По поводу какого-то такого «Господи, помилуй», в котором сопрано выделывает замысловатые коленца, один слушатель высказался так: «Посмотрел бы я, как она запоет «Господи, помилуй», когда смерть пред собой увидит; пожалуй, забудет все эти выкрутасы-то».
Глава 6
Новоселье
Едва квартира была приведена в порядок, устроили новоселье. У отца Сергия собралась та же компания, которая была на поминках у Моченевых, только Михаил Васильевич на этот раз явился «со своей Панюркой». Они вместе с диаконом Медведевым пришли первыми. Михаил Васильевич хозяйским взглядом окинул знакомую комнату. Она совершенно изменилась – трюмо, фисгармония, книжный шкаф, небольшой красивый буфет, какие были в моде, когда отец Сергий женился, портреты его родителей на стенах.
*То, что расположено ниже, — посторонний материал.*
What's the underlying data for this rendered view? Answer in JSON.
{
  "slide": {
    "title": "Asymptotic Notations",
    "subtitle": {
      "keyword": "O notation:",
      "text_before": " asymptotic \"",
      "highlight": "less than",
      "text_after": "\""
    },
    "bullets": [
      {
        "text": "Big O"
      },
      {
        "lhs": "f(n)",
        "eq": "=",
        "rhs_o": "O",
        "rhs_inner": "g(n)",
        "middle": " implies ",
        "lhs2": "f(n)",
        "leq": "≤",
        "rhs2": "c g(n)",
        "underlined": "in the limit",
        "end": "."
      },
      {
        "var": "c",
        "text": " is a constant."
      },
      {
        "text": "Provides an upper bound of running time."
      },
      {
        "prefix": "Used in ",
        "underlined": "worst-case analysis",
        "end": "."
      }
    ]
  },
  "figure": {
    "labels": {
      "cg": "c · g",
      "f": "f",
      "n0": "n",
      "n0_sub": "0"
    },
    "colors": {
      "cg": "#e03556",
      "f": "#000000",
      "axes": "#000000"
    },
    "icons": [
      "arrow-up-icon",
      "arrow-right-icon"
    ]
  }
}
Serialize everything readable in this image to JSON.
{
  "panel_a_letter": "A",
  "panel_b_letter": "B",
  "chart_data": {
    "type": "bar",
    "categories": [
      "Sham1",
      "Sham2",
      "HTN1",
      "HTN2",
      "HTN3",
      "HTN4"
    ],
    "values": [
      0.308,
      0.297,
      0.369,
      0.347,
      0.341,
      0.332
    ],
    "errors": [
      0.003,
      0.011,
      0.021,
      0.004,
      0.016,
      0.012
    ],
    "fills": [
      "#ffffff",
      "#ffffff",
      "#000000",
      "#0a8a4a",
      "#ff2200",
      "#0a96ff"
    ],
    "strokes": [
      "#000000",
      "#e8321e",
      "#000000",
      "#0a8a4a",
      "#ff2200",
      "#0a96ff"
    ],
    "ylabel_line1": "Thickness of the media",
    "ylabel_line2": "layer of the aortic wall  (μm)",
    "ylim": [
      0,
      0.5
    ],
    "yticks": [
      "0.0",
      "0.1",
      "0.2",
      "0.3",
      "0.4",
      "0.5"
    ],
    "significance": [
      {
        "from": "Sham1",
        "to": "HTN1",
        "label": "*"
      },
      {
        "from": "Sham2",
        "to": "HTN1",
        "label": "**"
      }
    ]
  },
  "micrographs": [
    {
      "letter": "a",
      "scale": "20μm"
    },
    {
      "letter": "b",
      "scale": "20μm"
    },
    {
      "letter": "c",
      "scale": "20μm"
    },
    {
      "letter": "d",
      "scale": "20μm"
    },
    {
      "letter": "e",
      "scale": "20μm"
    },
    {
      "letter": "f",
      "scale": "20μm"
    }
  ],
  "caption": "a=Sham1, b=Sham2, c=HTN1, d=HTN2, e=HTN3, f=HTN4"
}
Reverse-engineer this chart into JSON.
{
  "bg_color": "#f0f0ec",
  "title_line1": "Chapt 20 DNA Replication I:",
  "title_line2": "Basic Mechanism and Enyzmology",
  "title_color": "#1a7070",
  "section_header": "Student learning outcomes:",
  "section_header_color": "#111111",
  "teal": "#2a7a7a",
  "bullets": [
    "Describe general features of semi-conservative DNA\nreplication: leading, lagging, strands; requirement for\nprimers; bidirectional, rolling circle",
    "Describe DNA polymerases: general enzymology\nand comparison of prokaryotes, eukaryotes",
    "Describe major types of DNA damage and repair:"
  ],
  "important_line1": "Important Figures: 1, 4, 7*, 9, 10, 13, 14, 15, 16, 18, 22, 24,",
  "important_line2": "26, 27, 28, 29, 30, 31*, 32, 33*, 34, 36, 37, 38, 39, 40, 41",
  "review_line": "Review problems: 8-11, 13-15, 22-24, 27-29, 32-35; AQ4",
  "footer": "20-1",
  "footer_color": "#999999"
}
Но чего-то не хватало – исчез корявый, полузасохший фикус, который раньше занимал середину комнаты.
– А где же древо жизни? Выбросили? – спросил Михаил Васильевич, здороваясь.
Диакона Федора Трофимовича заинтересовал японский лакированный альбом, лежавший на столике перед трюмо. Мальчики, приехавшие на каникулы из села Приволжье, где они учились, подсели к нему, и Костя начал объяснять, кто изображен на фотографиях. Евгений Егорович С-в… он же с женой… Юлия Еурьевна. Отец Сергий с женой вскоре после рукоположения, еще с короткими волосами и пушком вместо бороды. Братья обоих супругов в студенческой и военной форме. Юлия Еурьевна с двумя красавцами-сыновьями. Отец Сергий, вернее, маленький Сережа С-в, то один, то с братьями, то на руках у матери… Федор Трофимович перевернул еще один лист; с небольшой «визитной» фотографии на него взглянуло юношеское лицо с задумчивыми глазами и светлыми волосами. Федор Трофимович перевел взгляд с фотографии на Костю, потом на фотографию, опять на Костю и сказал чуть-чуть укоризненно, словно тот хотел его обмануть: «Да это и не ты!»
– Не я, – подтвердил Костя. – Это папа.
– Похож ты на отца. Я сначала подумал, что ты.
В прихожей хлопнула дверь. Вошли Жаровы, и следом за ними сразу четверо Моченевых. Жаровы, как и в прошлый раз, были принаряжены. Димитрий Васильевич в новеньком костюме, Женя – в светлой шелковой кофточке и высоких сапожках с пуговицами. Эти сапожки из дорогой кожи, на белой шелковой подкладке, Димитрий Васильевич недавно купил за 35 рублей и уже хвастался ими перед сослуживцами. Михаил Васильевич тогда сокрушался; что не имеет возможности подарить такие своей жене, а отец Сергий возмущался:
– Отдал за сапожки чуть не весь месячный заработок! Конечно, им родители помогают, и те и другие, да не в том дело. Если и средства позволяют, недопустимо бросать такие деньги на наряды.
Все гости, за исключением матушки Моченевой и отца диакона, не переступавшего в своих музыкальных познаниях за пределы церковных служб, были певцами. Они заинтересовались грудой нот, лежавших около фисгармонии, и после молебна и обеда занялись ими. Там было несколько тетрадей с партитурами опер, кипа различных печатных нот, но больше всего рукописных, оставшихся от того времени, когда квартиру С-вых каждое лето наполняли музыкальная молодежь, братья и сестры хозяев.